T3: Rig a 7- to 8-foot medium-light action spinning rod coupled with a reel rated for 4- to 10-pound-test line. Rods must be sensitive to transmit soft bites. Spool smoke Fireline (tape a few turns to the arbor to prevent slipping) and attach green tint monofilament – mono stretches – in 4-, 6-, or 8-pound-test to the tag end. Usually 4- to 5-foot leaders are sufficient, but for tough biters, step up to 8- to 10-foot lengths. Bottom walking sinkers should only be heavy enough to tick bottom.

No need to leave several yards of line out unless you’re fishing clear, shallow water.

Q: Is it worth investing in more expensive hooks?

T3: Without question! Chemically-treated hooks and those made from high-quality materials maintain their cutting edges and needle-like points. They’re tough and hard to dull. It is challenging, however, to restore their sharpness, so replace these hooks once they dull. Bronze hooks lose their edge but sharpen easily via passes along each edge with a hook file starting at the bend moving toward the tip. If a burr forms on the tip, remove with a file.

Always check all hooks for sharpness. Sharp hooks stick fish!

Q: Will crankbaits catch walleyes in cold water?

T3: Heck yeah! But you need to understand their characteristics – aggressive vs. subtle. Cold and/or clear water calls for subtle baits with no rattles or minimal sound, narrow lips for tighter action, and natural/neutral colors.

In warm or dark water, consider bright colors, rattles, and wide lips for more vibration. Troll slower in cold temperatures. Wobble, noise, size, color, and shape are crankbait strike triggers. Your casting retrieve pace or trolling speed are other key ingredients to success!

Q: How do I choose walleye spinner rig blades and troll them at the right speed?

T3: For subtle presentations, use Indiana blades because they produce less flash and vibration.
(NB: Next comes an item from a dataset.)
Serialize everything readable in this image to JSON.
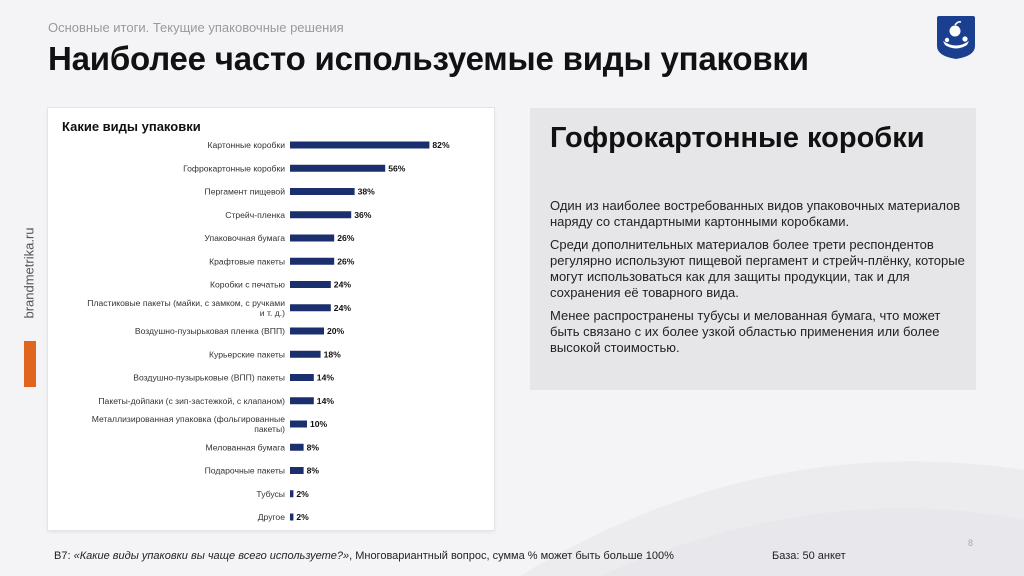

Colorados perform in stained waters and allow a more aggressive approach. Willow leafs are tops with a fast trolling speed.
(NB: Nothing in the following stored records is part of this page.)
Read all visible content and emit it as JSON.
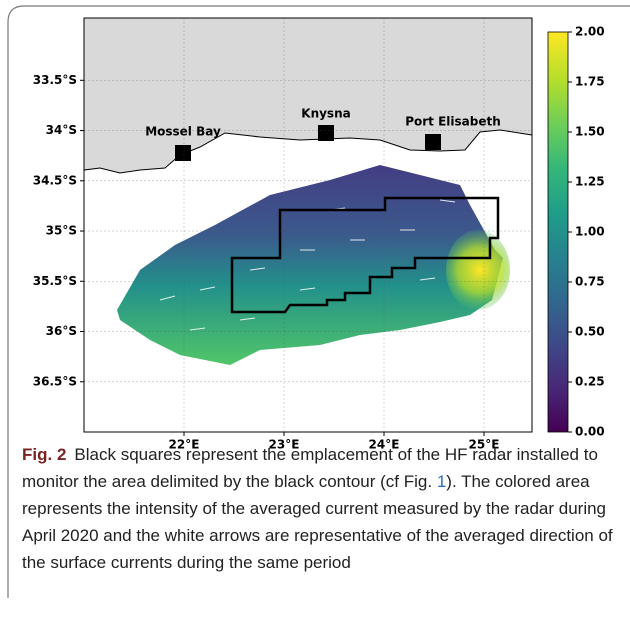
{
  "figure": {
    "map": {
      "lat_range": [
        32.88,
        37.0
      ],
      "lon_range": [
        21.0,
        25.48
      ],
      "lat_ticks": [
        {
          "value": 33.5,
          "label": "33.5°S"
        },
        {
          "value": 34,
          "label": "34°S"
        },
        {
          "value": 34.5,
          "label": "34.5°S"
        },
        {
          "value": 35,
          "label": "35°S"
        },
        {
          "value": 35.5,
          "label": "35.5°S"
        },
        {
          "value": 36,
          "label": "36°S"
        },
        {
          "value": 36.5,
          "label": "36.5°S"
        }
      ],
      "lon_ticks": [
        {
          "value": 22,
          "label": "22°E"
        },
        {
          "value": 23,
          "label": "23°E"
        },
        {
          "value": 24,
          "label": "24°E"
        },
        {
          "value": 25,
          "label": "25°E"
        }
      ],
      "places": [
        "Mossel Bay",
        "Knysna",
        "Port Elisabeth"
      ]
    },
    "colorbar": {
      "range": [
        0,
        2
      ],
      "ticks": [
        {
          "value": 0,
          "label": "0.00"
        },
        {
          "value": 0.25,
          "label": "0.25"
        },
        {
          "value": 0.5,
          "label": "0.50"
        },
        {
          "value": 0.75,
          "label": "0.75"
        },
        {
          "value": 1,
          "label": "1.00"
        },
        {
          "value": 1.25,
          "label": "1.25"
        },
        {
          "value": 1.5,
          "label": "1.50"
        },
        {
          "value": 1.75,
          "label": "1.75"
        },
        {
          "value": 2,
          "label": "2.00"
        }
      ]
    }
  },
  "caption": {
    "label": "Fig. 2",
    "text_before": "Black squares represent the emplacement of the HF radar installed to monitor the area delimited by the black contour (cf Fig. ",
    "link": "1",
    "text_after": "). The colored area represents the intensity of the averaged current measured by the radar during April 2020 and the white arrows are representative of the averaged direction of the surface currents during the same period"
  }
}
Always match blade color with available forage. As far as speed: with Indiana go .5 miles per hour, Colorados .8 to 1.5, and willows 1.5 to 2.3. Mix up your blade styles, color, and speed until you find a fish preference. This may change frequently!

Q: Please help: How can I improve my walleye catch rate?
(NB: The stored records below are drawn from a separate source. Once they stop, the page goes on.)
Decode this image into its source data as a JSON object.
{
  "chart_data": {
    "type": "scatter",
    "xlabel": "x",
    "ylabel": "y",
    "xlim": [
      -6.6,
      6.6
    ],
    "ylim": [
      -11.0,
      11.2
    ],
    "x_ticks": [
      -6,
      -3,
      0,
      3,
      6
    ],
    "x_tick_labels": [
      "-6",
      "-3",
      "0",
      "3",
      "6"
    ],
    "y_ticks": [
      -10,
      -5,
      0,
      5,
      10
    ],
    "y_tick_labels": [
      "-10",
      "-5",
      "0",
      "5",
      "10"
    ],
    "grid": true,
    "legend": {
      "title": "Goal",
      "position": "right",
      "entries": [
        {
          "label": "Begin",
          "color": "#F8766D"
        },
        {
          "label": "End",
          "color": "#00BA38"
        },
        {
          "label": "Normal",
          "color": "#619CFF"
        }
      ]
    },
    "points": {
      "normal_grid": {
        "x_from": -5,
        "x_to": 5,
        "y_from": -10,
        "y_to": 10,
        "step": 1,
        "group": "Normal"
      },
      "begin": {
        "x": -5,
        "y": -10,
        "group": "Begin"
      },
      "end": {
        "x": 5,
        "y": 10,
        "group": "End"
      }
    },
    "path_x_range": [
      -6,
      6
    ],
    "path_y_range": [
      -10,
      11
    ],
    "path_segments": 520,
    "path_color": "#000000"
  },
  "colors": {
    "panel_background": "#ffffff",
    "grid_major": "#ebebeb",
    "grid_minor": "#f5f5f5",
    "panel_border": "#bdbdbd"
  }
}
T3: How about by understanding conditions and reacting correctly?! Walleyes are never far from food, so learn what’s on the dinner table. What type of structure and/or cover are fish relating to, and what path will they travel to get there? Anticipate movements by understanding weather, fishing pressure, and lake composition.

Select high-percentage spots and stay mobile. Try various presentations and techniques. Don’t give up! No one lure or area will produce day in and day out.

Q: What crankbait colors do you suggest for catching walleyes?

T3: Water clarity, weather, depth, and moods play a role in color selection. Walleye waters usually are green, tinted, or darker. A general guideline is to use lures that contrast darker or brighter against backgrounds. Red and orange are bright while blues and purples are darker. Combo colors like red and blue patterns will produce under certain conditions. Darker colors attract negative moods while brighter equals more aggressive. Color selection is as important as lure vibration, size, profile and speed. The best answer to colors is to experiment!

Q: How far above bottom do you fish for spring river walleyes with jigs?

T3: Generally, no more than 3 inches, but even an inch or two can produce fish. Experiment! Occasionally, dragging jigs on bottom and slowly lifting upward to 3 inches will spark bites. One-quarter or 3/8-ounce jigs are the best size but that depends on current flow and bottom contact.

Your main objective is to present jigs within the critical strike zone of 3 inches by a slow lift-drop and hold for several seconds. Try tail-hooked minnows sometimes, too!